RAPPORT FINAL ONPE 2024, Observatoire National de la protection de l'enfance
État suicidaire de jeunes en structure collective de protection de l’enfance : Quelles ressources partenariales, de prévention et d’intervention pour les professionnels ?
Coordination : Charlène Charles
Équipe : Myriem Auger, Christophe Trombert
presentation https://onpe.france-enfance-protegee.fr/rapport-recherche/etat-suicidaire-de-jeunes-en-structure-collective-de-protection-de-lenfance-quelles-ressources-partenariales-de-prevention-et-dintervention-pour-les-professionnels/
Acces rapport https://onpe.france-enfance-protegee.fr/wp-content/uploads/2024/11/rapport-final-2024-2.pdf
Résumé
Ce travail explore la prise en charge du risque suicidaire des mineurs placés, à la croisée du champ de la santé mentale et de la protection de l’enfance. Il rend compte des pratiques, des dilemmes et des épreuves des professionnels par une approche qualitative (N=74 entretiens), en étant à l’écoute des catégories pratiques et des référentiels théoriques qu’ils mobilisent pour mettre en sens les discours et le vécu suicidaire des enfants et adolescents. Au-delà des enjeux auxquels sont confrontés les professionnels face à ce risque, leurs connaissances, leur implication de première ligne donnent accès à des données précieuses pour saisir les contextes sociaux du risque suicidaire des mineurs en lien avec les institutions qu’ils fréquentent et leurs trajectoires.
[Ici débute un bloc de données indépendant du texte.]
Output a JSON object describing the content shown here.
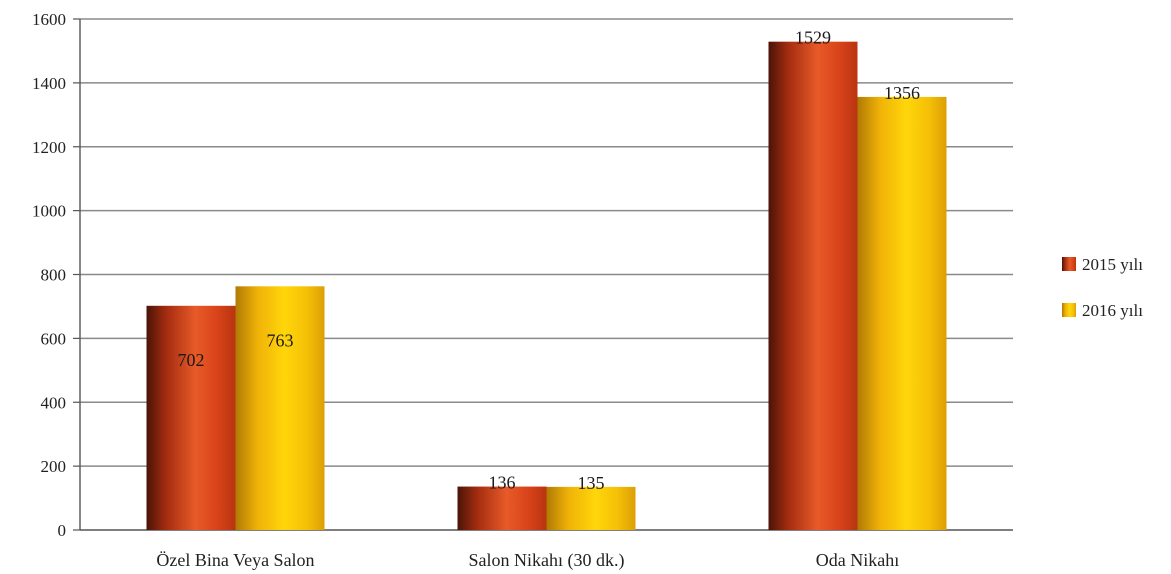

En décrivant les quelques caractéristiques repérables dans les cas de suicide ou de tentative de suicide, nous avons mis en avant les propriétés souvent associées à ces gestes (mode opératoire, lieux, sexe, etc.) et rendu compte des grands motifs de suicide perçus par les professionnels.
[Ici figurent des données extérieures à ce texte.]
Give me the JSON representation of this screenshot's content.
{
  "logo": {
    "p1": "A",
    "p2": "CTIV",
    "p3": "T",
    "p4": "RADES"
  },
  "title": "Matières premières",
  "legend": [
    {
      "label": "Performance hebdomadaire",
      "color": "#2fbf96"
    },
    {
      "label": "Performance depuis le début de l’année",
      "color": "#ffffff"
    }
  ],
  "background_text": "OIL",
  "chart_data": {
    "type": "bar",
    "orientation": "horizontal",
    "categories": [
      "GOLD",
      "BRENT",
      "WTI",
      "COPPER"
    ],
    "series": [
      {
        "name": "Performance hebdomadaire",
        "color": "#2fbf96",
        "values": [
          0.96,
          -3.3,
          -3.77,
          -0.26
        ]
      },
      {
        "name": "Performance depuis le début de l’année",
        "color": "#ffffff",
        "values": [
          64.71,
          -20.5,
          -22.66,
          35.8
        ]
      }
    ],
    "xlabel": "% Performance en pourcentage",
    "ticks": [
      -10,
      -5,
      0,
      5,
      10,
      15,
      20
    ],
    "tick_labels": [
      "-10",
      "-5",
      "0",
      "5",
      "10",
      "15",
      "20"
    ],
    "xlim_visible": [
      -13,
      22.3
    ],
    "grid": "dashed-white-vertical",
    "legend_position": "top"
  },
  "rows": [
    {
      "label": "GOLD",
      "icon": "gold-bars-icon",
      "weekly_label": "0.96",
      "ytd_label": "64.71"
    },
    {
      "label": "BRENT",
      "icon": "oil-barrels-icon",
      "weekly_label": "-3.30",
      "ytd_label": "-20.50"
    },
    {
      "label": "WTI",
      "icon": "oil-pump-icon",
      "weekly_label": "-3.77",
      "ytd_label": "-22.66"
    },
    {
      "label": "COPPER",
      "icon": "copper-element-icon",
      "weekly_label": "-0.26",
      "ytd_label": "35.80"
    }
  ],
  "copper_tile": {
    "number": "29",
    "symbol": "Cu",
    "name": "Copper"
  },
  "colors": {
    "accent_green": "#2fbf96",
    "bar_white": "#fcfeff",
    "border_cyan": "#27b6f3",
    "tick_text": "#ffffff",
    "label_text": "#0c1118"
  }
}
L’enquête fait apparaître une minimisation du phénomène par les intervenants sociaux de première ligne et la difficile localisation de la souffrance ou de la qualification du degré de risque souvent brouillée par un continuum de conduites à risque. À l’impossible nomination du phénomène suicidaire, vient s’ajouter son périlleux traitement dans les circonstances d’un accueil collectif où les particularités d’attention, la reconnaissance de la vulnérabilité, de la souffrance, entrent souvent en tension avec la gestion du quotidien, du collectif et le mandat éducatif qui vise l’autonomisation. Le refoulement du risque suicidaire s’il peut donner l’impression d’être structurel par manque de formation et dans les conditions d’exercice en foyer, s’impose pourtant comme une réalité qui ne peut plus être déniée au moment des crises.
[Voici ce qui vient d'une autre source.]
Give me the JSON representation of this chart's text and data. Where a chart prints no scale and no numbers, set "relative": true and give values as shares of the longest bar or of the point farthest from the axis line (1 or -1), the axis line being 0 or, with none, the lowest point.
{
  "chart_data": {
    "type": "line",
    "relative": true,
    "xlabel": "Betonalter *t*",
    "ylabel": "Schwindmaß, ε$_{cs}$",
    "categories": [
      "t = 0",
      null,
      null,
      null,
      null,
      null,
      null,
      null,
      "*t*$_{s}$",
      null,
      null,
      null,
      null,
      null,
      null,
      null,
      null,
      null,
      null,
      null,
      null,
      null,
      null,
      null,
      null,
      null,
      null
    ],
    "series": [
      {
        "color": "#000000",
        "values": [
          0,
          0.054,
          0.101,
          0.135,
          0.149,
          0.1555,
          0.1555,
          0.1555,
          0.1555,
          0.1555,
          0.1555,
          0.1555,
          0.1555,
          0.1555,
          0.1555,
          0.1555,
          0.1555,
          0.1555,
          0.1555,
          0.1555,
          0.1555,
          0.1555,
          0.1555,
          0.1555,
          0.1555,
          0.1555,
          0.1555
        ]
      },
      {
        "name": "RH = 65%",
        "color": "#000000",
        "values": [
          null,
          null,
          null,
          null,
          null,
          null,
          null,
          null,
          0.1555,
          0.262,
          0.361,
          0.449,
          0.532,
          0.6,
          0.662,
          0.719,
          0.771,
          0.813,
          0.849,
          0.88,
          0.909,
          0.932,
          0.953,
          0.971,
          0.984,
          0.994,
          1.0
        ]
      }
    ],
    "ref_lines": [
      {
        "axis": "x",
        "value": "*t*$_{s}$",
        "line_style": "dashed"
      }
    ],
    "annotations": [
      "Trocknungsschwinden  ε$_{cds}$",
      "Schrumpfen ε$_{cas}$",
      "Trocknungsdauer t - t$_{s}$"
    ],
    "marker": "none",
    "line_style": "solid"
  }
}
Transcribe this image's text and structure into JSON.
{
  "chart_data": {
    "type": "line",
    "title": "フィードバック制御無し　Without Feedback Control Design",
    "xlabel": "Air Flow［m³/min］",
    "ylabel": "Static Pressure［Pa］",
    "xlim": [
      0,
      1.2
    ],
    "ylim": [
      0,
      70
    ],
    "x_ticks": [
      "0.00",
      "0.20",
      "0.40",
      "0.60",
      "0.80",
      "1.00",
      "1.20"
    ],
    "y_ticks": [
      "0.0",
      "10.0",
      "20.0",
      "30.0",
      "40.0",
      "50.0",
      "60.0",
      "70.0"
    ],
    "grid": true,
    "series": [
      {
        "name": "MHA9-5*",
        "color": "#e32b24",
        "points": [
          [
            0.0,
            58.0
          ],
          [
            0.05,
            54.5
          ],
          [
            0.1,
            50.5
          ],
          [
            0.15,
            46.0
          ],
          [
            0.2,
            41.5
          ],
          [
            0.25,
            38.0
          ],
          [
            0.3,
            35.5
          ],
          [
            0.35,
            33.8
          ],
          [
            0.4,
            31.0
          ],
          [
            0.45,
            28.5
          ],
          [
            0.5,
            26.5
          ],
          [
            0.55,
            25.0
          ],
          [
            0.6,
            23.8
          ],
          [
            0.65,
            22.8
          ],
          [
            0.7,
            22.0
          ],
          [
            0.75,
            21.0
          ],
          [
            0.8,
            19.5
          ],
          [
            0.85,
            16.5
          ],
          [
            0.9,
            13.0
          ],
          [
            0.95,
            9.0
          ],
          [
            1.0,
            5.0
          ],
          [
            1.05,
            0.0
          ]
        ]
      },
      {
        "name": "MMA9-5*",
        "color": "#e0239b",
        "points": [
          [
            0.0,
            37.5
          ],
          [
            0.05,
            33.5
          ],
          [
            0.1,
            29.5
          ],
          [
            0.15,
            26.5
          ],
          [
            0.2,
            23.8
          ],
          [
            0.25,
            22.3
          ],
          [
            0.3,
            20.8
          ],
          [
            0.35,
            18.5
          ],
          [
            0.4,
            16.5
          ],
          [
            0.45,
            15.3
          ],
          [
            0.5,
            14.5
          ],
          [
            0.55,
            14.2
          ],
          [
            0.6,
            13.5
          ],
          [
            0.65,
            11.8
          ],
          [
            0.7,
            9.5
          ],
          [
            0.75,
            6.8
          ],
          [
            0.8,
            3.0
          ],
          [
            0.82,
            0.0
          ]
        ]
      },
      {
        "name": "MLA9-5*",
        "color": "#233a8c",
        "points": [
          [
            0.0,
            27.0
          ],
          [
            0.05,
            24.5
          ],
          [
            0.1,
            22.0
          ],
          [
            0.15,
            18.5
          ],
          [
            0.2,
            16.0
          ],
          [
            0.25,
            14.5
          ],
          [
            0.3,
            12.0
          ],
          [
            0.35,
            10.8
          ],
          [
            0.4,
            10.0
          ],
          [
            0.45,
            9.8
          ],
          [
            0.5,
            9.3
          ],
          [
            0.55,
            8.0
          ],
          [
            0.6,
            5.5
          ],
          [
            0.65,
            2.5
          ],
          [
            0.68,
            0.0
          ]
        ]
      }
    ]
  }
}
Dans ce contexte, le surcroît d’inquiétude généré pour les intervenants de première ligne, concomitant au sentiment d'impuissance et de désarroi, marque le désaveu du travail éducatif et semble conduire inéluctablement au besoin impérieux et rapide de la pédopsychiatrie. Comparativement, les professionnels des services et établissements de soin sont mieux formés au repérage, à la qualification de la problématique suicidaire et à sa mise en mots. Leur approche des adolescents est, en outre, plus individualisée. Ils semblent plus à même de rendre compte du point de vue de ces derniers sur ce qu’ils vivent et plus renseignés quant à leur histoire familiale, médicale et même de placement. Pour autant, les prises en charge des soignants n’en sont pas moins marquées par l’épreuve du silence et la difficile verbalisation des mineurs, la non captivité de ce public et la précarité de leur trajectoire de soin qui obligent à trouver des pratiques en dehors des répertoires d’actions classiques, du colloque singulier en face à face. L’autre enjeu central réside surtout dans les difficultés d’accordage entre les professionnels des deux secteurs autour des situations à risque suicidaire. Nous avons ainsi identifié les processus de grippement du travail collaboratif. Ainsi, les tendances (à envisager à l’aune du contexte actuel de pénurie) des professionnels du soin à sous-estimer les limites qui s’imposent aux professionnels de la protection de l’enfance, à faire preuve de défiance vis-à- vis de leurs discours, à minimiser leurs besoins de relais et les tendances, du côté des professionnels de la protection de l’enfance, à se décharger sur les professionnels du soin et à s’illusionner sur leurs moyens.
Enfin, si le risque suicidaire apparaît si difficile à identifier, c’est aussi parce que la souffrance professionnelle et le sentiment d’impuissance agissent comme effet de brouillage. En effet, le risque suicidaire a de fortes répercussions sur les vécus des intervenants de première ligne dont nous avons montré quelques déclinaisons comme la culpabilité, la sidération, l’arrêt des prises en charge ou des carrières. À cet égard, l’enjeu est de taille sur le traitement des risques psychosociaux pour maintenir la stabilité des prises en charge.